Objective sicca (positive oral and/or ocular tests reported in the American European
Consensus Group Criteria) with at least one among the following biological features of
serum B lymphocyte activation :

increased IgG levels increased free light chain levels of immunoglobulins (according to
central laboratory ranges) increased serum beta2-microglobulin levels decreased C4 levels
(C4 levels inferior to central laboratory ranges) monoclonal gammapathy cryoglobulinemia OR

- SS of more recent onset, i.e., less than 5 years of duration of symptoms, associated
with:

- oral or ocular dryness

- fatigue

- musculoskeletal pain (i.e, 3 criteria for response as reported at page (ix-x),
characterized by VAS score more than 50/100 in all the 3 fields.

Exclusion Criteria:

1. Any BLyS-targeted (BLyS-receptor fusion protein [BR3], TACI Fc, or belimumab) at any
time.

2. Any of the following within 364 days of Day 0:

- B-cell targeted therapy (eg, rituximab, other anti-CD20 agents, anti-CD22
[epratuzumab], anti-CD52 [alemtuzumab]

- A biologic investigational agent other than B cell targeted therapy (eg, abetimus
sodium, anti CD40L antibody [BG9588/ IDEC 131]).

4- Intravenous or oral cyclophosphamide within 180 days of Day 0.
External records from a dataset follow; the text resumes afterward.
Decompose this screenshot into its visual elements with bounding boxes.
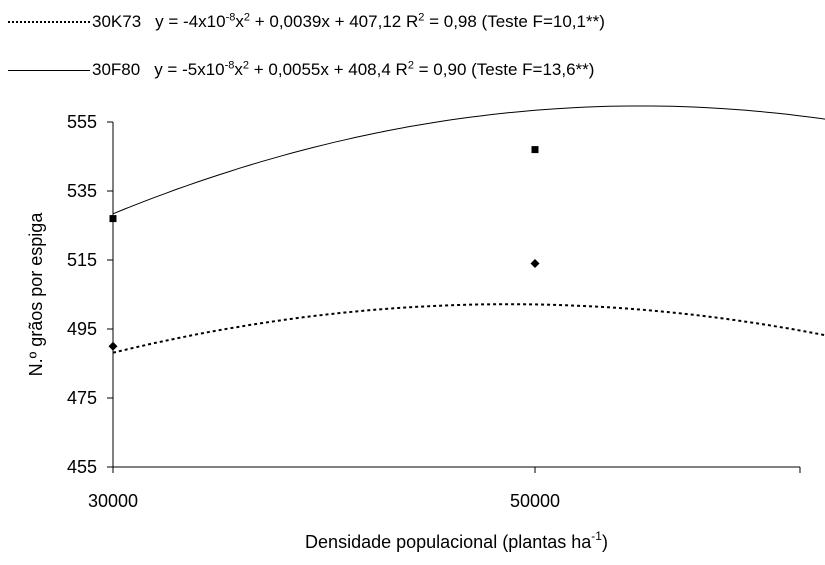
x-tick-label: 30000 — [88, 491, 138, 511]
y-tick-label: 515 — [67, 250, 97, 270]
x-axis-title: Densidade populacional (plantas ha-1) — [305, 529, 608, 552]
data-point-square — [109, 215, 117, 223]
data-point-diamond — [108, 341, 118, 351]
data-point-diamond — [530, 258, 540, 268]
y-tick-label: 455 — [67, 457, 97, 477]
x-tick-label: 50000 — [510, 491, 560, 511]
y-axis-title: N.º grãos por espiga — [26, 212, 46, 377]
legend-swatch-dotted — [8, 21, 90, 23]
y-tick-label: 475 — [67, 388, 97, 408]
legend-series-name: 30F80 — [92, 60, 141, 79]
legend-series-name: 30K73 — [92, 12, 142, 31]
legend-item-30f80: 30F80 y = -5x10-8x2 + 0,0055x + 408,4 R2… — [8, 60, 594, 80]
trend-line-30f80 — [112, 105, 825, 215]
y-tick-label: 555 — [67, 112, 97, 132]
legend-swatch-solid — [8, 69, 90, 71]
y-tick-label: 535 — [67, 181, 97, 201]
y-tick-label: 495 — [67, 319, 97, 339]
data-point-square — [531, 146, 539, 154]
trend-line-30k73 — [112, 303, 825, 354]
legend-equation: y = -4x10-8x2 + 0,0039x + 407,12 R2 = 0,… — [155, 11, 605, 31]
legend-equation: y = -5x10-8x2 + 0,0055x + 408,4 R2 = 0,9… — [154, 59, 595, 79]
legend-item-30k73: 30K73 y = -4x10-8x2 + 0,0039x + 407,12 R… — [8, 12, 605, 32]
5- Any of the following within 90 days of Day 0:

- Anti-TNF therapy

- Interleukin-1 receptor antagonist

- Abatacept

- Interleukin-6 receptor antagonist

- Intravenous immunoglobulin

- Prednisone > 100 mg/day

- Plasmapheresis.

9- Very severe SS disease.

10- Major organ or hematopoietic stem cell/marrow transplant.

11- Unstable or uncontrolled acute or chronic diseases not due to SS

13- History of malignant neoplasm within the last 5 years, except for adequately
treated cancers of the skin (basal or squamous cell) or carcinoma in situ of the
uterine cervix.

14- Required management of acute or chronic infections, as follows:

- Currently on any suppressive therapy for a chronic infection

- Hospitalization for treatment of infection within 60 days of Day 0.

- Use of parenteral (IV or IM) antibiotics

16- Historically or at screening positive test for HIV antibody, hepatitis C virus
antibodies, or, hepatitis B surface antigen (HbsAg) (with or without positive serum
HBV DNA), or antiHBcAg positivity (without anti-HbsAg positivity).

17- Grade 3 or greater laboratory abnormality based on the protocol toxicity scale
except for the following that are allowed:

- Stable Grade 3 prothrombin time (PT) secondary to warfarin treatment.

- Stable Grade 3/4 proteinuria (≤ 6 g/24 hour equivalent by spot urine protein to
creatinine ratio allowed). (mentioned earlier in Exclusion #8)

- Stable Grade 3 neutropenia or stable Grade 3 white blood cell count.